Let’s talk about one or two projects that were particularly meaningful or presented a challenge for you as a company.
TAF: It was hard for us to narrow it down to just two. For years, we have represented [furniture designer and maker] Kate Duncan’s design fair ADDRESS Assembly. Duncan has really emphasized minority and LGBTQ makers and worked to help bring their work to the forefront. And then there’s Hightower: a woman-owned furniture manufacturer based in Seattle. Hightower opened a showroom at the Merchandise Mart in Chicago for NeoCon and it hired [Portland interior designer] Casey Keasler to design its showroom. Casey and Hightower designed a showroom that featured so much more than just products. They found female manufacturers and designers to feature in the space. Everything from little ceramic pieces hung on the wall to countertops from Concrete Collaborative. We got to do all the PR for the opening. And being able to tell those stories, it was so meaningful to us.

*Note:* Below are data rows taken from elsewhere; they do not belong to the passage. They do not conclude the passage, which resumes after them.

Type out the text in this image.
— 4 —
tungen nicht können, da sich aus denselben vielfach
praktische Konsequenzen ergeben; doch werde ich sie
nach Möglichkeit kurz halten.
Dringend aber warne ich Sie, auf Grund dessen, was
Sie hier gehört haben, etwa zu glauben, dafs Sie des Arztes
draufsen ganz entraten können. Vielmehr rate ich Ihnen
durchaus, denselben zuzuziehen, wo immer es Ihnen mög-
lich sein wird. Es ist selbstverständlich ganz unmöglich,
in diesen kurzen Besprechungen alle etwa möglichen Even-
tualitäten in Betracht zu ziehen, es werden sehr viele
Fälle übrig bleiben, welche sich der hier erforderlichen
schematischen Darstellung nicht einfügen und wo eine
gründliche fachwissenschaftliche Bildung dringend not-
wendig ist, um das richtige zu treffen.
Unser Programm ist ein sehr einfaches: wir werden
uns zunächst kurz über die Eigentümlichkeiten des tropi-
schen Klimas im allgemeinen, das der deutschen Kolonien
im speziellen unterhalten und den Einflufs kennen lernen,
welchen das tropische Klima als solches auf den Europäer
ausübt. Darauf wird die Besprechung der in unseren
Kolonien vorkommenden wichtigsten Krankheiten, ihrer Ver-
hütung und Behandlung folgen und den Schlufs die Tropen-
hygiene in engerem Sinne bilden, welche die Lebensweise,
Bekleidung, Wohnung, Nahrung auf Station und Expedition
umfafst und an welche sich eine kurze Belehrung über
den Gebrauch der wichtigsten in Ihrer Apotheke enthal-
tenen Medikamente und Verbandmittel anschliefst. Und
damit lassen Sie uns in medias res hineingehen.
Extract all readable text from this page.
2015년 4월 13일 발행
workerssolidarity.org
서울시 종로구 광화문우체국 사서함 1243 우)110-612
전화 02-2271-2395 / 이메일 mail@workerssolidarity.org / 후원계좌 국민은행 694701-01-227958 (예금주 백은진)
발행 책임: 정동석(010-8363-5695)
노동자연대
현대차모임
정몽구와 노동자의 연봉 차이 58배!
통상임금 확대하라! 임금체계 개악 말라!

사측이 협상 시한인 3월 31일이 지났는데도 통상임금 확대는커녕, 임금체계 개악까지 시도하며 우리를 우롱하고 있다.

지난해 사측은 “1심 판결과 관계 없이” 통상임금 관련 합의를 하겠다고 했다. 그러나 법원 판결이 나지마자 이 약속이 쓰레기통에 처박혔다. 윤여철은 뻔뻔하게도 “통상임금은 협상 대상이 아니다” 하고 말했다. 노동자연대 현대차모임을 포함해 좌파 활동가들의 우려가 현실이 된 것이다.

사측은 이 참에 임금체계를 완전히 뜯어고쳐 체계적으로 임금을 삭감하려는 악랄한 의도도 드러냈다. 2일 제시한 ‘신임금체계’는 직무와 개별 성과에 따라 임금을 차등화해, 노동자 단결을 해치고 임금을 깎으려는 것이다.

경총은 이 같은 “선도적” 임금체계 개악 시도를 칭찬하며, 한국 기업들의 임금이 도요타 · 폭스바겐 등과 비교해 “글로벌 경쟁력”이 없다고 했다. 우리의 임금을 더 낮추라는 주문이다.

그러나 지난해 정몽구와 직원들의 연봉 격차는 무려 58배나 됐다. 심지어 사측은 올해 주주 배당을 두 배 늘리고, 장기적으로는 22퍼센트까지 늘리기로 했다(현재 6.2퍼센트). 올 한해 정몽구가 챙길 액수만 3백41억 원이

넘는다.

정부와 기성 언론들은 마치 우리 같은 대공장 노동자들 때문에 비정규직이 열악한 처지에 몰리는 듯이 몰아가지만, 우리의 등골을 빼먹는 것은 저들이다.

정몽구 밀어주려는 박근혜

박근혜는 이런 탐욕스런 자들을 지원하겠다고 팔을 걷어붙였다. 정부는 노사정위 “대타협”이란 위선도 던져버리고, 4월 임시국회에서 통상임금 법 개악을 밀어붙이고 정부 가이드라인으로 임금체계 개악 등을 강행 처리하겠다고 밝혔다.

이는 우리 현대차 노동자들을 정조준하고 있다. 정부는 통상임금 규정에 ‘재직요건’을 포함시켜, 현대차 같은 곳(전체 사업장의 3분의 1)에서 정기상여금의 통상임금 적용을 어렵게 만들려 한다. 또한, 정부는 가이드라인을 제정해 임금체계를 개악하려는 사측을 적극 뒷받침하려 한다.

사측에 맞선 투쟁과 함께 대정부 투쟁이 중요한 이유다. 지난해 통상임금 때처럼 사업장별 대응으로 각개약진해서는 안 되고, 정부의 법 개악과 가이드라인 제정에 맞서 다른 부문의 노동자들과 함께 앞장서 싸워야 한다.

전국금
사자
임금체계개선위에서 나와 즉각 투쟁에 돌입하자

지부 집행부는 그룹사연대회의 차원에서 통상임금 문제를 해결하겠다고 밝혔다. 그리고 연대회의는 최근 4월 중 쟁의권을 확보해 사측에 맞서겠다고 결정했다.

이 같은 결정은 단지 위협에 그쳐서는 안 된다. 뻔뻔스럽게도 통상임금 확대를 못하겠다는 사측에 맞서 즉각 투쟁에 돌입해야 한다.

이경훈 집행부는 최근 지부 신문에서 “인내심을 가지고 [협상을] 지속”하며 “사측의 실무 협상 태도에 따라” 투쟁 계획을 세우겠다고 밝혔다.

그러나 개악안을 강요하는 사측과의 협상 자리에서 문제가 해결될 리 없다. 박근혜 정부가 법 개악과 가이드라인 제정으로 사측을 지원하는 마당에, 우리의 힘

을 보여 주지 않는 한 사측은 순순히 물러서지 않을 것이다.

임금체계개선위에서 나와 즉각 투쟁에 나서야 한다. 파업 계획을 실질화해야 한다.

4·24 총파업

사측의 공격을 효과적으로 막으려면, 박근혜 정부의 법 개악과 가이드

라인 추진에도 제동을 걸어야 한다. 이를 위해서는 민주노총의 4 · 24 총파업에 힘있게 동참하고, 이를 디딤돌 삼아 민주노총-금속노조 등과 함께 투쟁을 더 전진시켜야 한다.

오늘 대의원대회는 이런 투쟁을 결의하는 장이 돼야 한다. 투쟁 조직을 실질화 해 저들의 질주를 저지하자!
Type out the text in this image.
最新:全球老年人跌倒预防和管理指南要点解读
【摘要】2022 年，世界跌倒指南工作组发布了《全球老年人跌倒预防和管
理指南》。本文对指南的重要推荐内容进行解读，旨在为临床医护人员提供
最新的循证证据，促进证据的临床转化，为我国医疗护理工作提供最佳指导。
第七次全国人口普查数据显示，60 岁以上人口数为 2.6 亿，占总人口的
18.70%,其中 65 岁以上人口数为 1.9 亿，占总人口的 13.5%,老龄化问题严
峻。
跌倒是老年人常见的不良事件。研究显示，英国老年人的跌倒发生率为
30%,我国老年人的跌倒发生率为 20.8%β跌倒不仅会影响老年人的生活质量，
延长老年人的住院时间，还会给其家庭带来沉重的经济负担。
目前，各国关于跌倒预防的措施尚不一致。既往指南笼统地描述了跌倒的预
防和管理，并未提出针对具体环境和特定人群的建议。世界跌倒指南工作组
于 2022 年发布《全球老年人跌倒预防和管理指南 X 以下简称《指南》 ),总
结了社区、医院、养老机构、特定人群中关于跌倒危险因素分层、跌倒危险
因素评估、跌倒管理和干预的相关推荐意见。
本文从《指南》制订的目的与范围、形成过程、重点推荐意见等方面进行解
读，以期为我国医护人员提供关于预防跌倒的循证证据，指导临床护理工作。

What has been one of your proudest achievements as a firm?
TAF: We started this business in our living rooms. We worked so hard to build and curate our client list that it was a really big deal to be able to hire contractors and offer guidance in the form of sharing our mistakes. Over the last two years, we’ve been able to make some full-time hires. We’ve helped more than twenty brands to tell their stories, show their products, and stay in front of the national and international design and consumer worlds. And that’s been really special to us, especially since some of those brands are Seattle-based and we’ve been able to get some of those stories into national and international media. Seattle has a lot of great design to offer beyond the big Seattle names that everyone has known for so long.
AG: I feel like Seattle has been this underrated design community for so long and there’s so much talent here. Our ability to take some of these architecture firms that are doing a vast amount of work and lift them up to be seen at a national level has been huge and helped us make a name for ourselves.
What’s next for Paxson Fay?
AG: We’re looking to branch out to other cities, such as Portland or Vancouver, and try to help other firms get their names out there.
TAF: Amy and I have developed a lot of contacts and so now we are looking to branch out a little more into different industries, though ones that are similar creative industries to architecture and design. Looking at diverse leadership is what we’re doing right now. And we have a responsibility to elevate the names of designers and manufacturers who represent a more diverse group of leaders.
[Editor’s Note: Paxson Fay provides its communication and public relations services to GRAY.]